NERSCPowering Scientific Discovery for 50 Years

NERSC Initiative for Scientific Exploration (NISE) 2011 Awards

New potential energy surface for ozone molecule

Dmitri Babikov, Marquette University

Associated NERSC Project: Coherent Control of the Ground Electronic State Molecular Dynamics (m409)

NISE Award: 1,450,000 Hours
Award Date: March 2011

New accurate potential energy surface of ozone will allow computational studied of spectroscopy and dynamics of this molecule, important for environment. In the upper atmosphere, stratosphere of our planet, ozone plays crucial role in protecting life on Earth from dangerous ultra-violet radiation from the sun. In the lower atmosphere, troposphere, ozone is the main component of the photochemical pollution in industrial areas (smog). We should try to reduce levels of tropospheric ozone, preserving the stratospheric ozone.

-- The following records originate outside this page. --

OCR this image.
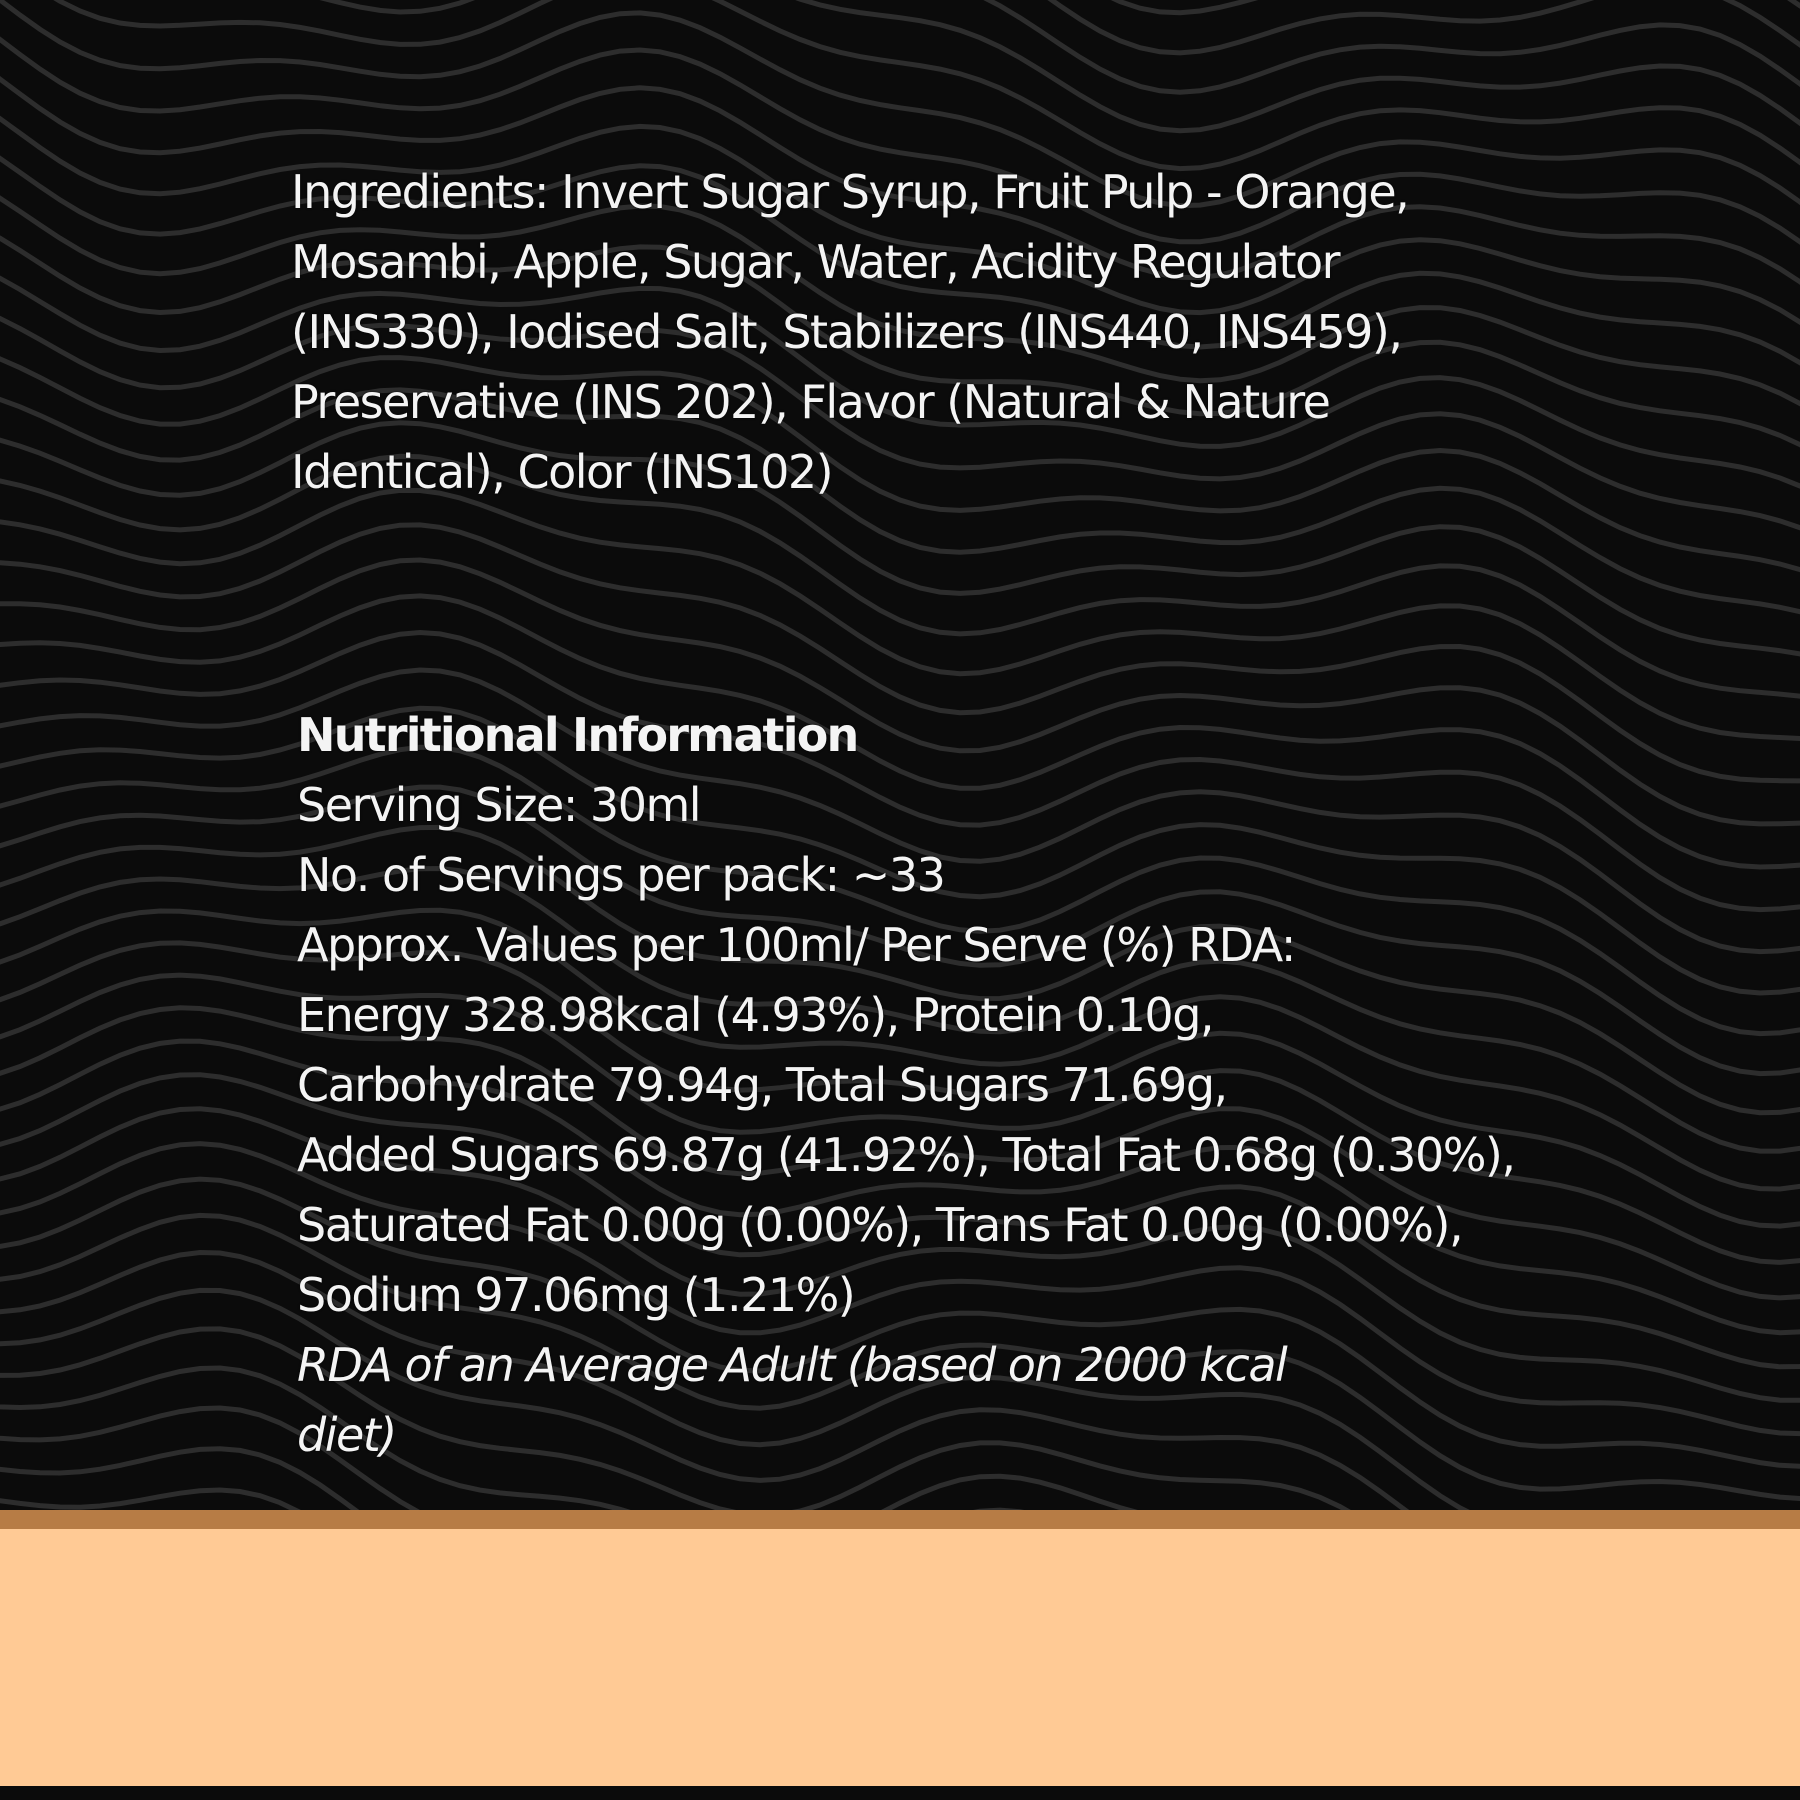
Ingredients: Invert Sugar Syrup, Fruit Pulp - Orange,
Mosambi, Apple, Sugar, Water, Acidity Regulator
(INS330), Iodised Salt, Stabilizers (INS440, INS459),
Preservative (INS 202), Flavor (Natural & Nature
Identical), Color (INS102)
Nutritional Information
Serving Size: 30ml
No. of Servings per pack: ~33
Approx. Values per 100ml/ Per Serve (%) RDA:
Energy 328.98kcal (4.93%), Protein 0.10g,
Carbohydrate 79.94g, Total Sugars 71.69g,
Added Sugars 69.87g (41.92%), Total Fat 0.68g (0.30%),
Saturated Fat 0.00g (0.00%), Trans Fat 0.00g (0.00%),
Sodium 97.06mg (1.21%)
RDA of an Average Adult (based on 2000 kcal
diet)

A very accurate ab initio tools must be employed, such as MRCI level calculations with CASSCF for the electronic structure of this molecule, with at least six electrons of each oxygen explicitly correlated. Very large basis sets are needed, up to sixtaple-zeta, and extrapolation of each point to the CBS limit should be performed. Without this, the dissociation energy of ozone can’t be reproduced accurately. The van der Waals region of ozone has shallow wells, and those are expected to play major role in the ozone formation dynamics. These wells must be accurately captured by the calculations. Furthermore, the spin-orbit interaction in the asymptotic region must be taken into account. The value of spin-orbit interaction is comparable in magnitude to depth of vdW wells. Both kinds of interaction need to be treated accurately at the same time.

The ab initio points is one component of the surface development, but choosing right strategy for fitting or splining the data is another important issue. The standard procedure of splining is too demanding and is out of question. We have in our tool box a fitting method based on symmetry invariant polynomials. This method offers very significant advantages for molecules with identical atoms, like ozone. The ozone is a perfect system to treat with this relatively new approach.